In the November 2012 episode of the ‘First Tuesday Book Club’ Jennifer Byrne and her guests discussed the ‘The Chrysalids’ by John Wyndham.
Author Monica McInerney had this to say about it:
The Chrysalids by John Wyndham was what I call my bridge book. It was my first book to read that wasn't Enid Blyton, Trixie Belden, you know, like children's books. And it was the book that introduced me to a whole world of adult fiction. So it was the one that I walked across into a big, wider world of books. [Read the full transcript on the ABC website]
To a certain extent ‘The Chrysalids’ was my bridge book, too.
However I took my first steps into the world of adult fiction with the help of a number of authors, including (in no particular order):
- John Wyndham – whose six-book omnibus I borrowed from the British Council library (which was my second home in Islamabad during the early 1990s)
- Alistair MacLean – whose war novels my mother was very fond of and that, later, got me into John le Carré, Robert Ludlum, Arthur Hailey, and James Clavell
- Agatha Christie – whose books the whole family read and loved (though I never got into the crime and true crime genres as I got older…probably because I was too busy getting into science fiction!)
- Anne McCaffrey – whose ‘Brain & Brawn Ship’ series totally blew me away (I didn’t read her ‘Dragonriders of Pern’ series till much later)
- Arthur C. Clarke and Isaac Asimov – whose short stories made me fall completely in love with science fiction (it also helped, I think, that my bridge television shows were ‘Star Trek: The Next Generation’, ‘Cosmos: A Personal Voyage’ with Carl Sagan, and a bunch of Jacques Cousteau films that I don’t remember the names of)
My proper love of adult fantasy fiction didn’t kick in till later. Not till I’d read things like the ‘Duncton Wood’ series by William Horwood and, of course, the J.R.R. Tolkien canon.
What These Authors Did For Me
Of all those books, I think the ones that really opened my mind were Wyndham’s ‘The Day of the Triffids’ and ‘The Chrysalids’. I suspect that’s because they were among the first adult-level first person narratives I’d read.

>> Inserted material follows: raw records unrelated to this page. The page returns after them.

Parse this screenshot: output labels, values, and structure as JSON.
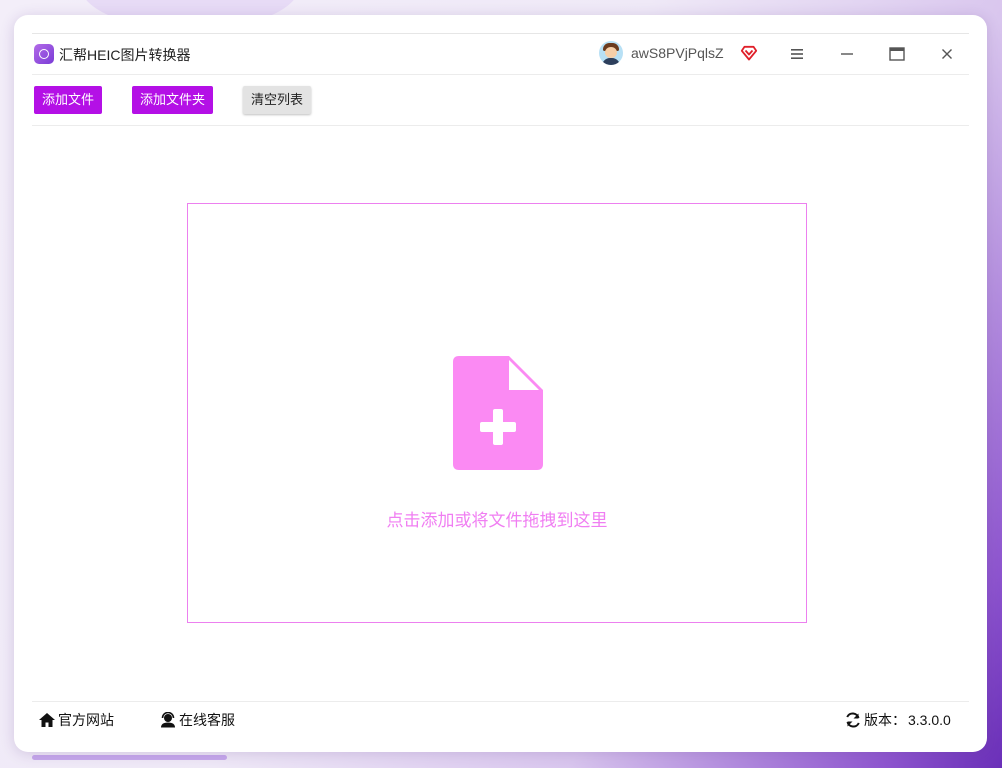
{
  "window": {
    "title": "汇帮HEIC图片转换器",
    "username": "awS8PVjPqlsZ"
  },
  "toolbar": {
    "add_file": "添加文件",
    "add_folder": "添加文件夹",
    "clear_list": "清空列表"
  },
  "dropzone": {
    "hint": "点击添加或将文件拖拽到这里",
    "icon": "file-add-icon"
  },
  "statusbar": {
    "website": "官方网站",
    "support": "在线客服",
    "version_label": "版本：",
    "version_value": "3.3.0.0"
  },
  "colors": {
    "accent": "#b410e6",
    "dropzone_border": "#ec80ef",
    "dropzone_icon": "#fb8af3",
    "vip": "#e0202a"
  }
}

And, as someone who has a younger sister, David and Petra’s relationship in ‘The Chrysalids’ was something I related very strongly to.
The stories that inspired me the most were probably the Clarke and Asimov short stories. I both wanted to be and had a huge crush on Susan Calvin and was generally looking forward a world in which Multivac existed.
Finally, the books that got me thinking the most about people, society, and politics were the ones by McCaffrey, Christie, and MacLean. Also, I think the first few books I ever read in which people simply lived and worked in space – as opposed to went exploring in space – were McCaffrey’s.
Newer Bridges to Cross
In more recent years (the last fifteen or so) the latest literary “bridge” I’ve crossed has been into Young Adult (YA) fiction. And the authors that have led the charge in that crossing have (so far) been J.K. Rowling, Suzanne Collins, and Philip Pullman.
What were your bridge books and who were your bridge authors?